The fail-safe-to-enabled rule is non-negotiable: a settings-backend outage must not silently silence the surface. Operators silence by setting the value explicitly.

Reference implementations (symbol-only references; line numbers churn): api.lifecycle_helpers._ticket_cleanup_loop, api.lifecycle_helpers._audit_retention_loop, api.webhook_cleanup._webhook_receipt_cleanup_loop, providers.health_prober.ProviderHealthProber._run_loop, notifications.dispatcher.NotificationDispatcher.dispatch, communication.conflict_resolution.escalation.sweeper.EscalationExpirationSweeper._run.
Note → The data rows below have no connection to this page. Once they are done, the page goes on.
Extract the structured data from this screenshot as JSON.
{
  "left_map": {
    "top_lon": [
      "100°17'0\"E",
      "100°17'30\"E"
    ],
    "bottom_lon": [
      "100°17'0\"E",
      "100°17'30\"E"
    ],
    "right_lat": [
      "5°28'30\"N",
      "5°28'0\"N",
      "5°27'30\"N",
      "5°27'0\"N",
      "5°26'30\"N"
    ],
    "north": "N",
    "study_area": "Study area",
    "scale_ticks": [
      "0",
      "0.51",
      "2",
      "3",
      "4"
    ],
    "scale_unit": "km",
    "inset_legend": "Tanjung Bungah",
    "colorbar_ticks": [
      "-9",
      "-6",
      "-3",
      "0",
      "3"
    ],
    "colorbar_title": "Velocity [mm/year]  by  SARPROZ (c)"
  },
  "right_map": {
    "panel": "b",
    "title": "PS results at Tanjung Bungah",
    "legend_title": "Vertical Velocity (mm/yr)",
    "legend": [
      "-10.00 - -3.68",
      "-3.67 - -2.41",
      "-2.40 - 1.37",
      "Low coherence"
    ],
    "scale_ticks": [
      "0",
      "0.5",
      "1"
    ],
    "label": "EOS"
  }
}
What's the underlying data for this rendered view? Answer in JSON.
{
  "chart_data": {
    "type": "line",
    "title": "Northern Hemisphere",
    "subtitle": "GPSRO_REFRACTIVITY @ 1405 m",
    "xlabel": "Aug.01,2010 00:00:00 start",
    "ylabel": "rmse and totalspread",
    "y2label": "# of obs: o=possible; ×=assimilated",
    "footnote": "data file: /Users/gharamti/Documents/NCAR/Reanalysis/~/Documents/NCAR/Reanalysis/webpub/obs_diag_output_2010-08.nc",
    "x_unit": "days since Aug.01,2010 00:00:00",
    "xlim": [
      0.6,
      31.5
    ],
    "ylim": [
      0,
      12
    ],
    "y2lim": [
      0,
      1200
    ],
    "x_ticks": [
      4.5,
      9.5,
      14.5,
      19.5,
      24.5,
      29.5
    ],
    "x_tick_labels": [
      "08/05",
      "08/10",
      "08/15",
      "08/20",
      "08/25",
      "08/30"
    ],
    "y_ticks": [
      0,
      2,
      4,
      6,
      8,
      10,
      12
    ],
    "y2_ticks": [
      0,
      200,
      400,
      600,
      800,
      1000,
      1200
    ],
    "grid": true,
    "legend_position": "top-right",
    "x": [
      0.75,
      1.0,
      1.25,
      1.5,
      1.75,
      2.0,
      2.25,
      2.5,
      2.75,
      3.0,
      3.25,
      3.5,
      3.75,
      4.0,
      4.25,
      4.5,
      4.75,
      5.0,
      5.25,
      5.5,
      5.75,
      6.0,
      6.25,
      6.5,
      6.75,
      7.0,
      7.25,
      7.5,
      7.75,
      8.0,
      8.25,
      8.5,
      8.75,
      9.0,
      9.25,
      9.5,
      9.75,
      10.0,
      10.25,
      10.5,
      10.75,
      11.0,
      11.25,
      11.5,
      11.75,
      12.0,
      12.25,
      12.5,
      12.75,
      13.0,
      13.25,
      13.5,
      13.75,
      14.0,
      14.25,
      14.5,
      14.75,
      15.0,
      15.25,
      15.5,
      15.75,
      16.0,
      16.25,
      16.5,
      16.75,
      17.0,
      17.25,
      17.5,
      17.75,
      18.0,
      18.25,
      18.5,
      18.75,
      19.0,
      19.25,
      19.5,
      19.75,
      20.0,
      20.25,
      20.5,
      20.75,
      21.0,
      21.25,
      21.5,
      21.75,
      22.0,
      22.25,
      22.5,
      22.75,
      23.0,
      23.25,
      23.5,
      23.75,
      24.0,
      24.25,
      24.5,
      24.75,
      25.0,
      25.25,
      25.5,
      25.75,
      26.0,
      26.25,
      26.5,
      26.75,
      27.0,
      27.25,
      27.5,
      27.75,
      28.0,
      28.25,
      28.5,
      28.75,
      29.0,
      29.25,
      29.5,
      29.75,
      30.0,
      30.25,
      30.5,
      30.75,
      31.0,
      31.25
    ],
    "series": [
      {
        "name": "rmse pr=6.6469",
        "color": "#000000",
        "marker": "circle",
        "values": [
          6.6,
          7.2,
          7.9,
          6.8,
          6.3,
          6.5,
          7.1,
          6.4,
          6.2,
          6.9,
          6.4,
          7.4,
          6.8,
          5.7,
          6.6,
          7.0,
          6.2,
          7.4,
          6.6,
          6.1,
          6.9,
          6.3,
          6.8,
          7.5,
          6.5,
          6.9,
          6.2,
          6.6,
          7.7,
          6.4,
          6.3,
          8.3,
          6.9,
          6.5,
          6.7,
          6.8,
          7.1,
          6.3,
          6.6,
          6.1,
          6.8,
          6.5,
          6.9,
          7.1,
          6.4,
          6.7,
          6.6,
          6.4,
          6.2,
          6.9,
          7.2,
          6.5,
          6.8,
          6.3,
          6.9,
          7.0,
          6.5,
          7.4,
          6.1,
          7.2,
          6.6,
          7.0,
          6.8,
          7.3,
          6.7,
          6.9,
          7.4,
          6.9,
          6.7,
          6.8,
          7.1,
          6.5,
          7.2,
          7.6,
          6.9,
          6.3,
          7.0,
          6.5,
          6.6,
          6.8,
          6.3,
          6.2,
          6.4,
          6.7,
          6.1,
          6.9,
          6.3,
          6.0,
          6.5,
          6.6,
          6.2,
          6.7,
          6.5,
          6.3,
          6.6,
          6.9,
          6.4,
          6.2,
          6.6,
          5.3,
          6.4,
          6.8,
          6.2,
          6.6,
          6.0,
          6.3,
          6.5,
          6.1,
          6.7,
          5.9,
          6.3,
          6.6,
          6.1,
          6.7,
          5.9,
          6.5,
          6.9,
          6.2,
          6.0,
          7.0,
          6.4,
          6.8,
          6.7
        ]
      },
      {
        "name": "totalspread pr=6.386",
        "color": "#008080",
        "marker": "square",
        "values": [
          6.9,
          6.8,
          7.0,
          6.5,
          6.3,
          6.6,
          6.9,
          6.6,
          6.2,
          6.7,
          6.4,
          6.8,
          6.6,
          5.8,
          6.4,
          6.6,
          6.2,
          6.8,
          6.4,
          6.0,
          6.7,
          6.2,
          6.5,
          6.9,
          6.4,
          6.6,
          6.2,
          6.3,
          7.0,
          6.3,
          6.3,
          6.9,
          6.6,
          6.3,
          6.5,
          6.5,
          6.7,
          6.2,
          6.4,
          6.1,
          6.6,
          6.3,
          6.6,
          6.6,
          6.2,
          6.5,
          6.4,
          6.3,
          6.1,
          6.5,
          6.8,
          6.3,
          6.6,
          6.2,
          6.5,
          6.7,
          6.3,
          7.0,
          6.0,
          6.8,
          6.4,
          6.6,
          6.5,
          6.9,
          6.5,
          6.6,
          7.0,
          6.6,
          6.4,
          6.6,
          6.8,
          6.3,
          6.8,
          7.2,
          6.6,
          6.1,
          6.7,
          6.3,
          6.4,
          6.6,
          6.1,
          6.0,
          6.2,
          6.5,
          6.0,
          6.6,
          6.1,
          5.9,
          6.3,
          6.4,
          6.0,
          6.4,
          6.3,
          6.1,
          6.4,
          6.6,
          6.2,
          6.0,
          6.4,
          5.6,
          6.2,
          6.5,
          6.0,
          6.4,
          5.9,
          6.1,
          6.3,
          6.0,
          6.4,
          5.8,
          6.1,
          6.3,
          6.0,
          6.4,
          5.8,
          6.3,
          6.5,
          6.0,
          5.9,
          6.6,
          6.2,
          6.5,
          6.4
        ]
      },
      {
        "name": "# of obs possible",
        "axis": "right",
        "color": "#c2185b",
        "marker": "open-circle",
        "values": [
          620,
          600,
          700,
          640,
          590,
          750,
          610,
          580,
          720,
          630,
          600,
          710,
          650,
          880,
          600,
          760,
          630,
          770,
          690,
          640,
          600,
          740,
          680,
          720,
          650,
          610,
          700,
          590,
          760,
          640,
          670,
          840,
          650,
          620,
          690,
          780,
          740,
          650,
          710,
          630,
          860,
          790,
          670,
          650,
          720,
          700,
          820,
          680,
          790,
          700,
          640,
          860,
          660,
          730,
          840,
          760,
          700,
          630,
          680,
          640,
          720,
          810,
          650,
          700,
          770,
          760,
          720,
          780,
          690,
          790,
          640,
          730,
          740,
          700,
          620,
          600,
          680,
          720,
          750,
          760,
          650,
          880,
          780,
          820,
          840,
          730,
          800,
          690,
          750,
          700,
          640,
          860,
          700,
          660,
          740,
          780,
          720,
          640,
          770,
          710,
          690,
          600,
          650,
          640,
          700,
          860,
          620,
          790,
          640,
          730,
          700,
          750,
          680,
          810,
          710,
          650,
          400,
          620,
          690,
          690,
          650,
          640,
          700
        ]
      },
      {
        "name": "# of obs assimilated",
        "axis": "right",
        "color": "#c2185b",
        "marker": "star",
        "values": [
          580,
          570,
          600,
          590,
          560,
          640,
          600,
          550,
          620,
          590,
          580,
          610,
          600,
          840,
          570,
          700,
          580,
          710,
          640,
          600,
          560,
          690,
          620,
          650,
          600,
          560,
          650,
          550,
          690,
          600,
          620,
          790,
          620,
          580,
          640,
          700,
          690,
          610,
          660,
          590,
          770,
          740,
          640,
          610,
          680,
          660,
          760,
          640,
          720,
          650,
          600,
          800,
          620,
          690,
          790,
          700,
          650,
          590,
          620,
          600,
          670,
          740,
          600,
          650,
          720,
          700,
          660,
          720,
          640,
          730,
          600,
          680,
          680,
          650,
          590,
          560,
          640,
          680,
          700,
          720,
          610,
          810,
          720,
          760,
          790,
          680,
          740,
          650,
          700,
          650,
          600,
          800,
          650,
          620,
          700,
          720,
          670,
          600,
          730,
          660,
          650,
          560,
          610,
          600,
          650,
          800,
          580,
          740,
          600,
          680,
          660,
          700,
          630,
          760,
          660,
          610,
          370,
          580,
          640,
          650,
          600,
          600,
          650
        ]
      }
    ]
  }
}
Per-line opt-out: # lint-allow: long-running-loop-kill-switch -- <reason> on the while line itself, or on one of the two preceding source lines (leading comment block / decorator). The justification is mandatory and must be non-empty (mirrors the existing # lint-allow: markers). Suppression is per-loop: a function with two unguarded long-running loops needs two markers, otherwise a function-wide opt-out could silently mask a new sibling loop added later. Pre-existing not-yet-pause-able loops live in scripts/long_running_loops_kill_switch_baseline.txt; the gate fails when a NEW loop missing the kill-switch lands.

Enforced by scripts/check_long_running_loops_have_kill_switch.py (pre-push + CI). Scope: the gate scans every long-running while True: / while not <stop_event>.is_set(): inside an async def under src/synthorg/, so the loop-bodied surfaces above (_ticket_cleanup_loop, ProviderHealthProber._run_loop, _webhook_receipt_cleanup_loop) are lint-enforced. Per-call non-loop surfaces such as NotificationDispatcher.dispatch are covered by project convention and reviewed by CodeRabbit / human review, but they sit outside the AST gate's loop-shaped detection.

Sandbox image cache¶

The Pydantic field defaults in src/synthorg/tools/sandbox/docker_config.py no longer read SYNTHORG_SANDBOX_IMAGE / SYNTHORG_SIDECAR_IMAGE directly from os.environ; the canonical resolution path is tools.sandbox_image / tools.sidecar_image registered in definitions/tools.py with env_var_override= matching the historical env var names. _apply_bridge_config resolves both once at startup and writes them into the process-singleton cache in tools/sandbox/_image_resolution.py. Tests override the cache via set_resolved_*_image(...); the autouse fixture _isolate_sandbox_image_resolution in tests/unit/tools/sandbox/conftest.py clears the cache around every sandbox test.